How do you show the direct sum of the image and kernel of the linear operator is the vector space?

Answer 1

Ok, linear algebra isn't my strongest area but I'll have a go (please note that all vectors are in bold, if a mathematical lower case letter is not in bold, assume it to be a scalar unless otherwise indicated).

First, I'm going to assume that you already know how to prove that the kernel and image of a linear operator, say f:U->V where U and V are vector spaces, is a vector subspace of U as this needs to be proved before going on to show that the sum of ker(f) and Im(f) are a vector space.

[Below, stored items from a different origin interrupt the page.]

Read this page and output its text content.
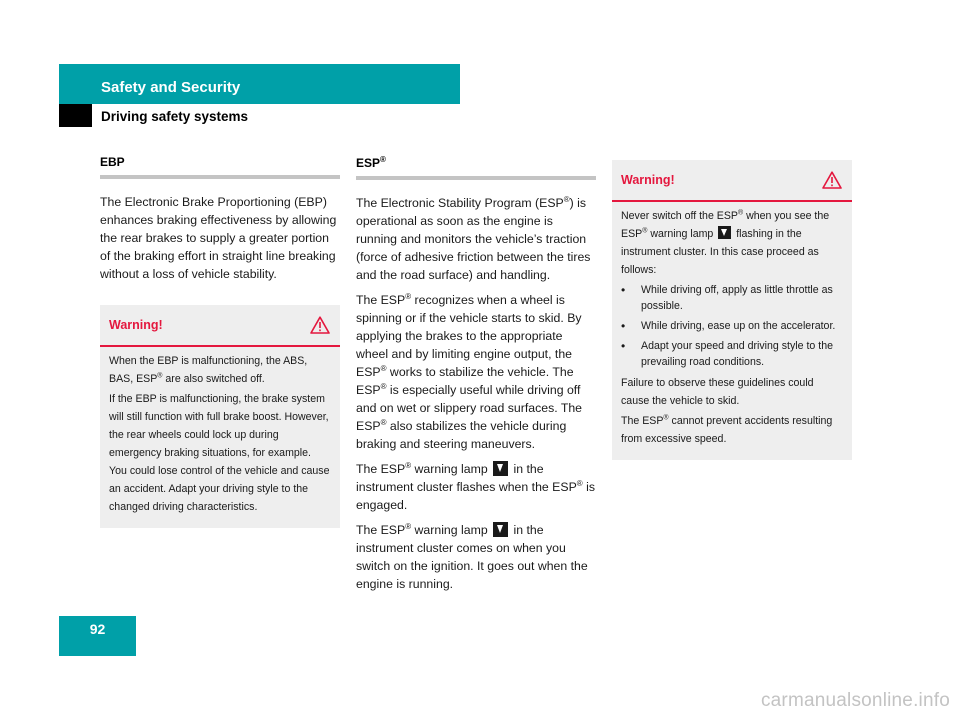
Safety and Security
Driving safety systems
EBP

The Electronic Brake Proportioning (EBP) enhances braking effectiveness by allowing the rear brakes to supply a greater portion of the braking effort in straight line breaking without a loss of vehicle stability.

Warning!

When the EBP is malfunctioning, the ABS, BAS, ESP® are also switched off.

If the EBP is malfunctioning, the brake system will still function with full brake boost. However, the rear wheels could lock up during emergency braking situations, for example. You could lose control of the vehicle and cause an accident. Adapt your driving style to the changed driving characteristics.

ESP®

The Electronic Stability Program (ESP®) is operational as soon as the engine is running and monitors the vehicle’s traction (force of adhesive friction between the tires and the road surface) and handling.

The ESP® recognizes when a wheel is spinning or if the vehicle starts to skid. By applying the brakes to the appropriate wheel and by limiting engine output, the ESP® works to stabilize the vehicle. The ESP® is especially useful while driving off and on wet or slippery road surfaces. The ESP® also stabilizes the vehicle during braking and steering maneuvers.

The ESP® warning lamp  in the instrument cluster flashes when the ESP® is engaged.

The ESP® warning lamp  in the instrument cluster comes on when you switch on the ignition. It goes out when the engine is running.

Warning!

Never switch off the ESP® when you see the ESP® warning lamp  flashing in the instrument cluster. In this case proceed as follows:

• While driving off, apply as little throttle as possible.
• While driving, ease up on the accelerator.
• Adapt your speed and driving style to the prevailing road conditions.

Failure to observe these guidelines could cause the vehicle to skid.

The ESP® cannot prevent accidents resulting from excessive speed.

92
carmanualsonline.info
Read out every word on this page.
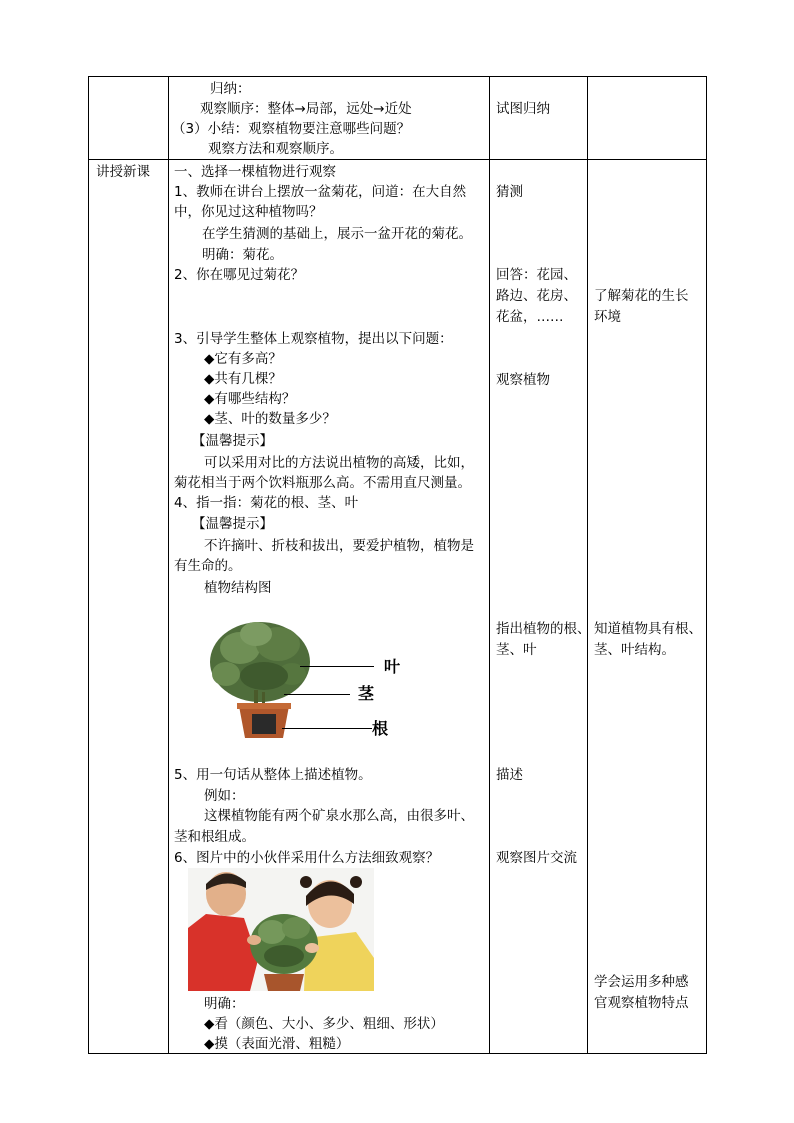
归纳：
观察顺序：整体→局部，远处→近处
（3）小结：观察植物要注意哪些问题？
观察方法和观察顺序。
试图归纳
讲授新课 一、选择一棵植物进行观察
1、教师在讲台上摆放一盆菊花，问道：在大自然
中，你见过这种植物吗？
在学生猜测的基础上，展示一盆开花的菊花。
明确：菊花。
2、你在哪见过菊花？
3、引导学生整体上观察植物，提出以下问题：
◆它有多高？
◆共有几棵？
◆有哪些结构？
◆茎、叶的数量多少？
【温馨提示】
可以采用对比的方法说出植物的高矮，比如，
菊花相当于两个饮料瓶那么高。不需用直尺测量。
4、指一指：菊花的根、茎、叶
【温馨提示】
不许摘叶、折枝和拔出，要爱护植物，植物是
有生命的。
植物结构图
叶
茎
根
5、用一句话从整体上描述植物。
例如：
这棵植物能有两个矿泉水那么高，由很多叶、
茎和根组成。
6、图片中的小伙伴采用什么方法细致观察？
明确：
◆看（颜色、大小、多少、粗细、形状）
◆摸（表面光滑、粗糙）
猜测
回答：花园、
路边、花房、
花盆，……
观察植物
指出植物的根、
茎、叶
描述
观察图片交流
了解菊花的生长
环境
知道植物具有根、
茎、叶结构。
学会运用多种感
官观察植物特点
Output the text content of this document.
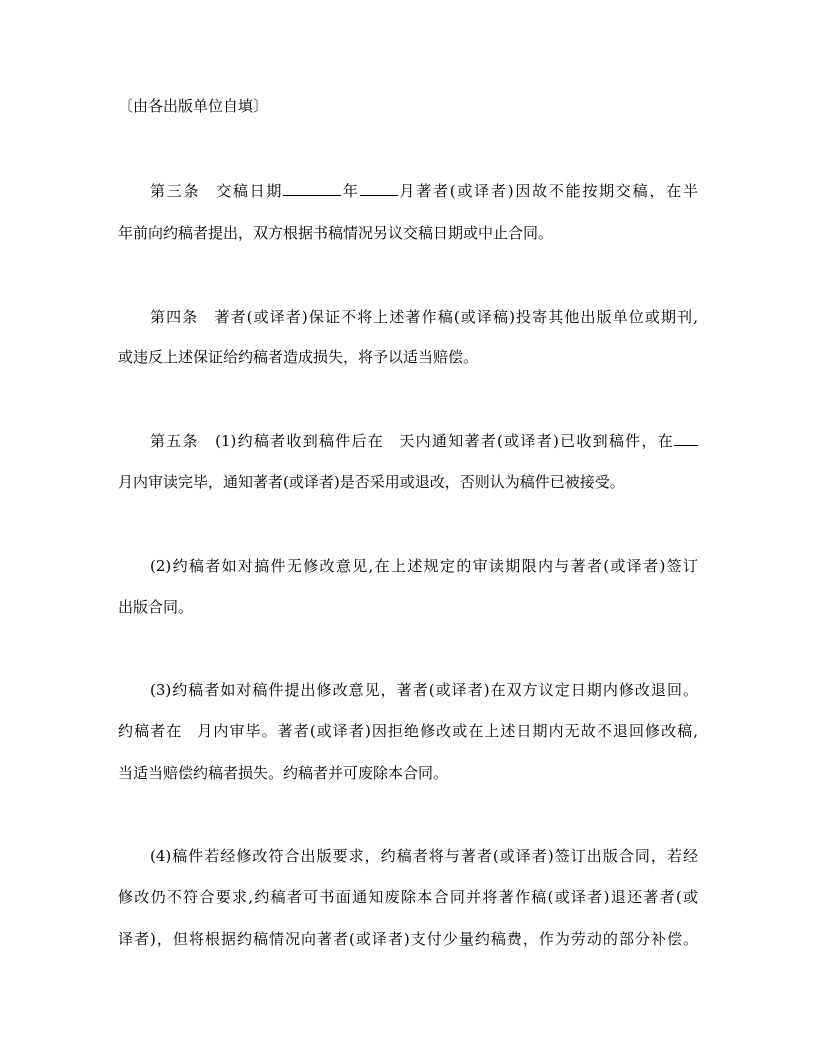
〔由各出版单位自填〕
第三条 交稿日期	年	月著者(或译者)因故不能按期交稿，在半
年前向约稿者提出，双方根据书稿情况另议交稿日期或中止合同。
第四条　著者(或译者)保证不将上述著作稿(或译稿)投寄其他出版单位或期刊,
或违反上述保证给约稿者造成损失，将予以适当赔偿。
第五条　(1)约稿者收到稿件后在 天内通知著者(或译者)已收到稿件，在
月内审读完毕，通知著者(或译者)是否采用或退改，否则认为稿件已被接受。
(2)约稿者如对搞件无修改意见,在上述规定的审读期限内与著者(或译者)签订
出版合同。
(3)约稿者如对稿件提出修改意见，著者(或译者)在双方议定日期内修改退回。
约稿者在 月内审毕。著者(或译者)因拒绝修改或在上述日期内无故不退回修改稿,
当适当赔偿约稿者损失。约稿者并可废除本合同。
(4)稿件若经修改符合出版要求，约稿者将与著者(或译者)签订出版合同，若经
修改仍不符合要求,约稿者可书面通知废除本合同并将著作稿(或译者)退还著者(或
译者)，但将根据约稿情况向著者(或译者)支付少量约稿费，作为劳动的部分补偿。
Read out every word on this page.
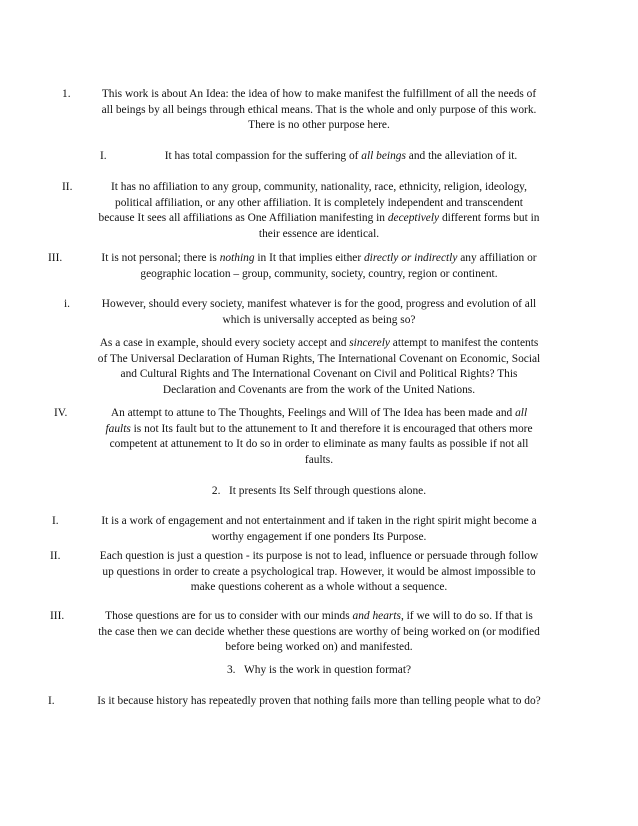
1.	This work is about An Idea: the idea of how to make manifest the fulfillment of all the needs of
all beings by all beings through ethical means. That is the whole and only purpose of this work.
There is no other purpose here.
I.	It has total compassion for the suffering of all beings and the alleviation of it.
II.	It has no affiliation to any group, community, nationality, race, ethnicity, religion, ideology,
political affiliation, or any other affiliation. It is completely independent and transcendent
because It sees all affiliations as One Affiliation manifesting in deceptively different forms but in
their essence are identical.
III.	It is not personal; there is nothing in It that implies either directly or indirectly any affiliation or
geographic location – group, community, society, country, region or continent.
i.	However, should every society, manifest whatever is for the good, progress and evolution of all
which is universally accepted as being so?
As a case in example, should every society accept and sincerely attempt to manifest the contents
of The Universal Declaration of Human Rights, The International Covenant on Economic, Social
and Cultural Rights and The International Covenant on Civil and Political Rights? This
Declaration and Covenants are from the work of the United Nations.
IV.	An attempt to attune to The Thoughts, Feelings and Will of The Idea has been made and all
faults is not Its fault but to the attunement to It and therefore it is encouraged that others more
competent at attunement to It do so in order to eliminate as many faults as possible if not all
faults.
2. It presents Its Self through questions alone.
I.	It is a work of engagement and not entertainment and if taken in the right spirit might become a
worthy engagement if one ponders Its Purpose.
II.	Each question is just a question - its purpose is not to lead, influence or persuade through follow
up questions in order to create a psychological trap. However, it would be almost impossible to
make questions coherent as a whole without a sequence.
III.	Those questions are for us to consider with our minds and hearts, if we will to do so. If that is
the case then we can decide whether these questions are worthy of being worked on (or modified
before being worked on) and manifested.
3. Why is the work in question format?
I.	Is it because history has repeatedly proven that nothing fails more than telling people what to do?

Now, a vector space must follow the following axioms (here A represents the addition axioms, and M the multiplication axioms):

A1) associativity u+(v+w)=(u+v)+w

A2) commutativity u+v=v+u

A3) identity there exists an element 0 in U such that v+0=v

A4) existence of an inverse for all u in U there exists an element -u in U such that u+(-u)=0

M1) scalar multiplication with respect to vector addition a(u+v)=au+av

M2) scalar multiplication with respect to field addition (a+b)u=au+bu

M3) compatibility of scalar and field multiplication (ab)u=a(bu)

M4) identity 1u=u where 1 is the multiplicative identity

ker(f)={u in U | f(u)=0} (or more strictly, the set of vectors u in U such that Au=0 i.e. ker(f) is the null space of the matrix A), Im(f)={v in V | f(u)=v for some u in U}

Let ker(f)+Im(f) = W. Show W is a vector space i.e. show W satisfies the above axioms.

A1, A2, M1, M2, and M3 are all trivial/simple to prove.

A3: since Im(f) is the set off all v in V obtained from f(u), assume Im(f) = V and as V is a vector space it must have, by definition, an additive identity 0, therefore W also contains 0.

A4: since ker(f) is the null space of the matrix A, f(0)=0. Now assume that f(u)=0 and f(-u)=v, since U is a vector space u+(-u)=0 so f(u+(-u))=f(0)=0 but f(u+(-u))=f(u)+f(-u)=0+vtherefore, 0=0+v which implies v=0, so if u goes to 0 in V, its inverse -u also goes to 0. A similar process for the image shows that if u goes to v then -u goes to -v. (Thanks to Jokes Free4Me for the help with this axiom)

M4: similar to A3 except V, again by definition, must have the multiplicative identity 1 and so also exists in W.

All the axioms are satisfied, therefore W=ker(f)+Im(f) is a vector space. Q.E.D.